# The Army Loop (Patterson match)

The ARRL and other publications refer to the Army Loop or Patterson match.

Patterson described his antenna system at (Patterson 1967). Hams seem to call any configuration that uses only capacitors in the matching circuit a Patterson or Army loop, though they are incorrect.

The ARRL Antenna Book 21 has a nonsense circuit that cannot work.

## Another ARRL example, one that does work Above is a diagram from a much earlier ARRL and as far as I can ascertain, this is McCoy’s version the so-called ARMY Loop. (McCoy 1968) gives the middle capacitor as 500pF variable which would reduce the matching range.

Lets analyse it at 7MHz. at this frequency it is almost a tenth of a wavelength in diameter so it barely qualifies as a Small Transmitting Loop, or put another way, it a largish Small Transmitting Loop and should be a quite efficient antenna.

Lets assume that an octagonal loop of 1.5″ copper and with 5′ sides has a radiation resistance of 1.16Ω, an inductance of 11.22µH and the intrinsic Q of the inductor is 7000 (its loss resistance is about 0.7Ω) .

(Note Patterson’s loop was aluminium, and so one expects that loss resistance of the tubing alone would be about 30% higher, or about 0.9Ω.)

Further, lets assume good capacitors with Q of 2000. You can do better with vacuum caps, and you could do a lot worse with poor air dielectric caps. Above is a model of the matching circuit in RFSIM99. Above is a plot of S11 and S21.

Firstly, lets look at the half power bandwidth. Half power bandwidth is the range between points where S11 is -7dB, in this case approximately 20kHz (RFSIM99 cannot display freq below 1kHz increments), and antenna Q is therefore 7000/20=350.

Secondly, lets look at S21 for an indication of efficiency. Due to the radiation resistance being 1.16Ω, S21 for a lossless system would be 10*log(1.16/50)=-16.4dB. In this case, S21 at match is -17.4dB, so output power is 1.0dB less than a lossless match, efficiency is 79% which is pretty good for a Small Transmitting Loop, even a big one. Above is an estimate of the efficiency of such a  loop with 20kHz bandwidth using Calculate small transmitting loop gain from bandwidth measurement.
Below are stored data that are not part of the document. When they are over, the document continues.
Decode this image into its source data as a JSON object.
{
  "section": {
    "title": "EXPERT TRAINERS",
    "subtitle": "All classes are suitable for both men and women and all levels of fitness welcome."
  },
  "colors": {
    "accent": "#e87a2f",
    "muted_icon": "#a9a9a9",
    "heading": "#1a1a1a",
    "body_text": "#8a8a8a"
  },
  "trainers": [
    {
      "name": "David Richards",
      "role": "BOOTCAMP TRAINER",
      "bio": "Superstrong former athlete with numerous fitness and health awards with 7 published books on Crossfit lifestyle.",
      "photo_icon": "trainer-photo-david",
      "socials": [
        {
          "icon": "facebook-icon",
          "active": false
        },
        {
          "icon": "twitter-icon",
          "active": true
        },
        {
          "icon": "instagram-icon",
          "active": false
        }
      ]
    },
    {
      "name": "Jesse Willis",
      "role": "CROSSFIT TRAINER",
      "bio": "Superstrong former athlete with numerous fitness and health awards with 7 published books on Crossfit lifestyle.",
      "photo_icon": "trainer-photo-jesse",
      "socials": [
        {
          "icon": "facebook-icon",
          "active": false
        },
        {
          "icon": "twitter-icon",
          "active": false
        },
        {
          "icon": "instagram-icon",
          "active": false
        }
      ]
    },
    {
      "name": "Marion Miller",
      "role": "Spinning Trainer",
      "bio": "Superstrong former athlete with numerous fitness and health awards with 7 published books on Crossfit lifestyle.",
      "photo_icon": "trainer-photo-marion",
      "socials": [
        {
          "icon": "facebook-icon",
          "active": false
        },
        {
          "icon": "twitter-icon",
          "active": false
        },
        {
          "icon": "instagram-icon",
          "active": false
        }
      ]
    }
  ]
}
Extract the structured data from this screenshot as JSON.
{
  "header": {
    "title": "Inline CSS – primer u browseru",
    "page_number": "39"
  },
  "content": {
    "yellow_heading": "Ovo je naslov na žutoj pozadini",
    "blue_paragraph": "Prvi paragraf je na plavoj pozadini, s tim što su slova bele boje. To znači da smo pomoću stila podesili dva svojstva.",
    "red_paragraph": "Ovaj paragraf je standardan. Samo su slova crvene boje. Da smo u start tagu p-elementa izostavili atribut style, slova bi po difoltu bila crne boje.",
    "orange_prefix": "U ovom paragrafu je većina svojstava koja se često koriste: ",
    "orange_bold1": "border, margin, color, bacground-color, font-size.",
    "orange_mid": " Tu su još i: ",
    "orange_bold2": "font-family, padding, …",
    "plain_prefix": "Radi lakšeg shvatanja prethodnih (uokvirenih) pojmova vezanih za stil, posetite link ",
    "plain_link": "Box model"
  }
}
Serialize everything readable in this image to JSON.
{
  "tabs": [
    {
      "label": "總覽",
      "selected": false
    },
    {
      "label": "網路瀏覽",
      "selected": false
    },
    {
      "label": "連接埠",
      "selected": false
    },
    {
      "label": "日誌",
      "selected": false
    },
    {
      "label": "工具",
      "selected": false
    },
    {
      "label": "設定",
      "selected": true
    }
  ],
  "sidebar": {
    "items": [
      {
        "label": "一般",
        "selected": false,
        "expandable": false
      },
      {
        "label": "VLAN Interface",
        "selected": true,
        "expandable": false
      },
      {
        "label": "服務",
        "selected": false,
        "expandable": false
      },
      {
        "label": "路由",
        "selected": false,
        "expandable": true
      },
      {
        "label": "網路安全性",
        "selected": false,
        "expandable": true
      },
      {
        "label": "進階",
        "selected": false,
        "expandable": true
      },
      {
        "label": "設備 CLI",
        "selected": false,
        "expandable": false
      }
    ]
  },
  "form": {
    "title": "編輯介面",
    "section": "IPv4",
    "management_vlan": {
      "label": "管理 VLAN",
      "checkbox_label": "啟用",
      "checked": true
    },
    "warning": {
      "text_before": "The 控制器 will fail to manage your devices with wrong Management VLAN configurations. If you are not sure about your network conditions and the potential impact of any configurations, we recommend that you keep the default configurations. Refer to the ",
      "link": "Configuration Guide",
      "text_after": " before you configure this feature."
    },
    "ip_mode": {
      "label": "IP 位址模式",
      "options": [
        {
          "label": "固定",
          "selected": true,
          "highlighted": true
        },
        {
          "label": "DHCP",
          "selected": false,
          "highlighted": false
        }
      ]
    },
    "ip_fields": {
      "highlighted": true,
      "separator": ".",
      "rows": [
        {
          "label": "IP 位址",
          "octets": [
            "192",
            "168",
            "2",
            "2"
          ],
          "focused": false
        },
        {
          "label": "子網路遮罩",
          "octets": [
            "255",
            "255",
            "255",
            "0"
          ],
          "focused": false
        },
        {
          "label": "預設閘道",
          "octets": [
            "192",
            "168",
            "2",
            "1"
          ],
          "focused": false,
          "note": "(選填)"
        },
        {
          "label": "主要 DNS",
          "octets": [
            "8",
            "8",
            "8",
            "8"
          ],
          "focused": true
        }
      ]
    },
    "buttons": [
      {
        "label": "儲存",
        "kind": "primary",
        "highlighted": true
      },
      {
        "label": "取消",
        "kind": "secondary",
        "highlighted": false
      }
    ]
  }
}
The discrepancy will be due mainly to the assumed loop inductance.

That all looks pretty good and you might conclude that the Army loop is a good practical antenna.

## A smaller loop

Let’s now look at a 1m diameter circular loop of 20mm diameter copper at 7.1MHz.

Lets assume that a circular loop of 20mm copper perimeter 3.14m has a radiation resistance of 5.7mΩ, an inductance of 2.5µH and the intrinsic Q of the inductor is 3000 (its loss resistance is about 35mΩ). Above is a model of the matching circuit in RFSIM99. Note that one of the capacitors is 10,000pF, and it needs to be an adjustable high current low loss capacitor… quite a challenge. Above is a plot of S11 and S21.

Firstly, lets look at the half power bandwidth. Half power bandwidth is the range between points where S11 is -7dB, in this case approximately 8kHz (RFSIM99 cannot display freq below 1kHz increments), and antenna Q is therefore 7100/8=888.

Secondly, lets look at S21 for an indication of efficiency. Due to the radiation resistance being 5.7mΩ, S21 for a lossless system would be 10*log(0.0057/50)=-39.4dB. In this case, S21 at match is -51.8dB, so output power is 12.4dB less than a lossless match, efficiency is 5.7% which is pretty poor. Above is an estimate of the efficiency of such a  loop with 20kHz bandwidth using Calculate small transmitting loop gain from bandwidth measurement. The discrepancy will be due mainly to the assumed loop inductance.

That all looks pretty poor, low efficiency and impractical components required, and you might conclude that the Army loop is not a good practical antenna.

It all depends!

## Patterson’s tuner

Patterson’s tuner was for an octagonal loop of 40′ (12.2m) perimeter from 2.5MHz up. Above is Patterson’s tuner. Note that the middle capacitor can have value to 9000pF, much more than McCoy uses in his comparison system at (McCoy 1968).